COVID-19 laboratuvar tanısı; viral transport besiyeri ya da viral nükleik asit tamponu (vNAT) içeren tüplere alınan nazofarengeal ve orofarengeal sürüntü örneklerinden, vNAT solüsyonu ile izole edilen viral RNA’ların rRT-PCR testi ile yapılmıştı. Testlerde, Bio-speedy SARS-CoV-2 rRT-PCR kitleri (Bioeksen, Türkiye) ve “CFX96 Touch Real-Time PCR Detection System” (Bio-Rad Laboratuvarları, ABD) cihazı kullanılmıştı. SARS-CoV-2 tespitinde, SARS-CoV-2’ye spesifik açık okuma bölgesi (Open Reading Frame – ORF) 1Ab ve N (nucleocapsid) genleri ile internal kontrol olarak insan RNase P (ribonükleaz P) geni hedefleyen kit kullanılmış olup SARS-CoV-2 gen hedefleri için Ct değerleri <38 olan sonuçlar için pozitif kabul edilmişti. C-reaktif protein, LDH, ferritin, demir, albümin testleri BS-2000 (Mindray, Çin) cihazı ile PCT testi Getein 1600 (Getein Biotech, Çin) cihazı ile serum örneklerinden çalışılmıştı. Söz konusu testlerin karşılaştırılmasında test sonucu olmayan hastalar istatistiksel analize dâhil edilmedi.

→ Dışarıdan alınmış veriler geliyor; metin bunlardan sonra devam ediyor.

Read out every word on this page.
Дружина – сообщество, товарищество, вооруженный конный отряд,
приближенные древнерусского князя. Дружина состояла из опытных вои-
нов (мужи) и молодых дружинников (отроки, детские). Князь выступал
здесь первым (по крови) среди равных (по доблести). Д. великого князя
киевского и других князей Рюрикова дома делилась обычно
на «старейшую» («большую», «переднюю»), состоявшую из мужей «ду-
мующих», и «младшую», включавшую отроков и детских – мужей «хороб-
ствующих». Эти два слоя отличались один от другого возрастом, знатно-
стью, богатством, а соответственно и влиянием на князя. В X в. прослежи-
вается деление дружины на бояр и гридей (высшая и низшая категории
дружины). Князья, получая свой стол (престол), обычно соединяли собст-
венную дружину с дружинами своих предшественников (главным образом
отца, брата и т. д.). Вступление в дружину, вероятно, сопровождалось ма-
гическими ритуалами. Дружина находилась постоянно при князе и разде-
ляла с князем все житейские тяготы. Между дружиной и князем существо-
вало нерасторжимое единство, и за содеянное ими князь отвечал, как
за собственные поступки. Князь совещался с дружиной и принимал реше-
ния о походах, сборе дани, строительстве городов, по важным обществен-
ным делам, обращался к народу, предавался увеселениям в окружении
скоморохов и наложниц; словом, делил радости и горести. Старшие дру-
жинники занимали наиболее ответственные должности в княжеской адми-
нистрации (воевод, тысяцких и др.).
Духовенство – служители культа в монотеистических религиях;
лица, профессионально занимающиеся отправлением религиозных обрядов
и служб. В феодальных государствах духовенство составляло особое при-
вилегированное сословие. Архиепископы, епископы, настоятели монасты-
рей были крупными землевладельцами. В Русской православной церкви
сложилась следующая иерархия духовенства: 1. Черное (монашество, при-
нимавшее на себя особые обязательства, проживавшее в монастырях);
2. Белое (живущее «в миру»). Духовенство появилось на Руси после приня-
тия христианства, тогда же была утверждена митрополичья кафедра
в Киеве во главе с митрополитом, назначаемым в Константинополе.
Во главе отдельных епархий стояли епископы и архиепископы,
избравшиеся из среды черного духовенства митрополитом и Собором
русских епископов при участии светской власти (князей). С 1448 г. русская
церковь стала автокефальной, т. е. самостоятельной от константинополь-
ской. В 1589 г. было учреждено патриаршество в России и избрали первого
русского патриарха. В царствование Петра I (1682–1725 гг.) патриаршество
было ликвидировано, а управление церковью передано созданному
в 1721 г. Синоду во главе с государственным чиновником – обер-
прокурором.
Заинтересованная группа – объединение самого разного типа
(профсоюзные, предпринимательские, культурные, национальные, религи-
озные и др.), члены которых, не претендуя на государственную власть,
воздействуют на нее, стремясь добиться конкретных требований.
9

Verilerin analizi, SPSS (Statistical Package for the Social Sciences) versiyon 20.0 programı (IBM Corp., Armonk, NY, ABD) ile yapıldı. Grupların normal dağılıma uyumluluğu Shapiro-Wilk testi ile değerlendirildi. Normal dağılım gösteren grupların verilerinin ifadesinde “ortalama±standart sapma”, normal dağılıma uymayan grupların verilerinin ifadesinde ise “medyan [25. yüzdelik-75. yüzdelik]” kullanıldı. Normal dağılıma uyan grupların kantitatif verilerinin karşılaştırmasında Student t testi kullanıldı. Normal dağılıma uymayan iki grubun kantitatif verilerinin karşılaştırılmasında Mann-Whitney U testi ve ikiden fazla grubun karşılaştırmasında Kruskal-Wallis testi kullanıldı. Kantitatif verilerin korelasyon analizinde Pearson korelasyon testi kullanıldı. Testlerin p değerlerinin 0.05’ten küçük olması durumu istatistiksel olarak anlamlı düzey kabul edildi.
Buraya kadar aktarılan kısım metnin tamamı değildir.